We Can't Give What We Don't Have


By Marian Tascio

On the Friday after the 3rd Annual Divine Mercy Conference in the Bronx on Feb. 9, my husband and I attended Stations of the Cross at our parish. We used a booklet I had never seen before called "Everyone's Way of the Cross." One reflection that stuck out for me was the one about Jesus' first fall. The writer emphasized the fact that Jesus, in that moment of physical weakness, had to accept His human body for what it was - limited and feeble - and that we have to practice that same self-acceptance if we are to follow in His footsteps.

Those words made me remember the talk I had heard at the conference from Fr. Benedict Groeschel, entitled "Divine Mercy: Psychological Benefits." Throughout his talk, Fr. Groeschel referred to the need to accept ourselves, including our sins, before we can go about the business of growing in holiness. Acceptance, he added, does not mean approval. As people with Christian consciences, we cannot and should not approve of everything we are and everything we do. We can't do anything to change ourselves, however, until we have looked honestly at the material we have to work with and accepted that it is the way it is, flaws and all.

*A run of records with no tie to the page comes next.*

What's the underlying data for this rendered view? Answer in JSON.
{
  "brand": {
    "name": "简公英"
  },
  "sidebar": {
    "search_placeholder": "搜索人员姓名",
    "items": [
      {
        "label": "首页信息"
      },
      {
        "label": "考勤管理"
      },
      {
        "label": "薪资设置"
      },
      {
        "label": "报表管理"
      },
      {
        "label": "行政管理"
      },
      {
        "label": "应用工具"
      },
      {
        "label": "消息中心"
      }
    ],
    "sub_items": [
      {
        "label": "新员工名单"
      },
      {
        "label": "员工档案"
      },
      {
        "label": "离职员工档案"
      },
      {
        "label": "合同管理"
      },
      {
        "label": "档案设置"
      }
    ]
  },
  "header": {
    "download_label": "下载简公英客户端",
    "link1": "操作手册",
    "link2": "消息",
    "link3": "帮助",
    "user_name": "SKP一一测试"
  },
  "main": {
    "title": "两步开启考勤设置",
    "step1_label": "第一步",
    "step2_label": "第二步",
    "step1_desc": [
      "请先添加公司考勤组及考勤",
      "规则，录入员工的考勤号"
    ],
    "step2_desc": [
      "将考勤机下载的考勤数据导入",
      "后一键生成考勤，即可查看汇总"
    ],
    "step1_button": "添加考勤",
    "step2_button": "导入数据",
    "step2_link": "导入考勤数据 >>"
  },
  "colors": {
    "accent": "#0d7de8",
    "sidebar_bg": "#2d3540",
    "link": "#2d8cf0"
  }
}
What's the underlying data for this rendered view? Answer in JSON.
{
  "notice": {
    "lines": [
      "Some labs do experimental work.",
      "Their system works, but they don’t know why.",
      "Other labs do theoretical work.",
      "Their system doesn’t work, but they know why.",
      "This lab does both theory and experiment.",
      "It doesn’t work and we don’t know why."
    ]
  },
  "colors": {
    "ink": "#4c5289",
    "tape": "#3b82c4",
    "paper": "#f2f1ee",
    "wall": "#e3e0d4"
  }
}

When I considered the words of that reflection on Jesus' first fall, I realized that nowhere in Scripture can we find even a hint that Jesus ever grumbled about His human weakness. He never bemoaned all the lands He would never travel to or the people He would never preach to because His physical limitations and finite time on earth wouldn't allow Him. He never begrudged Himself sleep, imagining that He could accomplish so much more if only He would stay awake. Rather, Jesus honored His Father and blessed us by embracing His humanity with reverent love for God's creation, exactly the way He had created it.

Self-acceptance can be hard, especially when our consciences are well-formed enough to detect how often and how badly we fall. I know that I often chastise myself for my repeated sinning and for the many ways I fall short of what I expect of myself. But at the conference, Msgr. James Lisante reminded us in his talk, "Divine Mercy: Unique Hope for the World," that perfectionism is "the sin of Adam and Eve" because in refusing to forgive ourselves, we put ourselves above God. Mercilessness toward ourselves means we tell God that although He has chosen to forgive us and take away our sins, we disagree with His choice and are determined to cling to the burden He wants us to lay down. "If Jesus can forgive you," Msgr. Lisante asked, "why can't you forgive yourself? And in His Divine Mercy, He does."

Forgiving and accepting ourselves, though difficult, is crucial, and not only because failing to do so is a sin. As Christians, we are charged with the task of sharing Divine Mercy with the world, and it's a well-known truth that we can't give what we don't have. Monsignor Lisante proposed that priests themselves could end the vocation crisis by proclaiming openly, "I love being a priest. It's the greatest work in the whole world." Authentic joy is attractive; if men could see how much joy the life of a priest holds, they would want to investigate that life.

By the same principle, we can bring Christ's light to the world by proclaiming how happy His mercy has made us. "Be a witness in the context of joy," Msgr. Lisante challenged his audience. By telling the world, through our attitudes and actions, "I'm forgiven. I'm delighted to be forgiven," Msgr. Lisante said, we can draw lonely, shivering souls into the warmth of Christ's love. They will dare to come closer because they will want to find out how to have the joy we have. However, it is impossible to accomplish this if Divine Mercy does not truly permeate our beings. When we fail to forgive ourselves, we refuse God's forgiveness, too, and His light cannot shine in us with its full brightness.

And in the end, we cannot be sane, functioning human beings unless we learn how to embrace forgiveness without the barrier of self-hatred. We all have what Father Groeschel described as "dark corners" in our personalities. They are, as Father Groeschel put it, scary places to go. Yet we need to go there if we are going to let Jesus in with his cleansing, healing light. Believing we are unforgivable will plunge us into so much despair and fear that we will hide from our own eyes and from God's; our dark corners will then become darker and will spread. If a sick person believes she is incurable, she won't let a doctor near her, and gradually her illness will consume her.

The theme of this year's conference was "Healing and Forgiveness Through Divine Mercy." There truly is no hope for the health of the world except Divine Mercy, and like so many other things, that hope - that healing and forgiveness - must begin within each individual soul that aspires to bring Divine Mercy to a hurting world.

Marian Tascio is a writer and English teacher who lives in Yonkers, N.Y.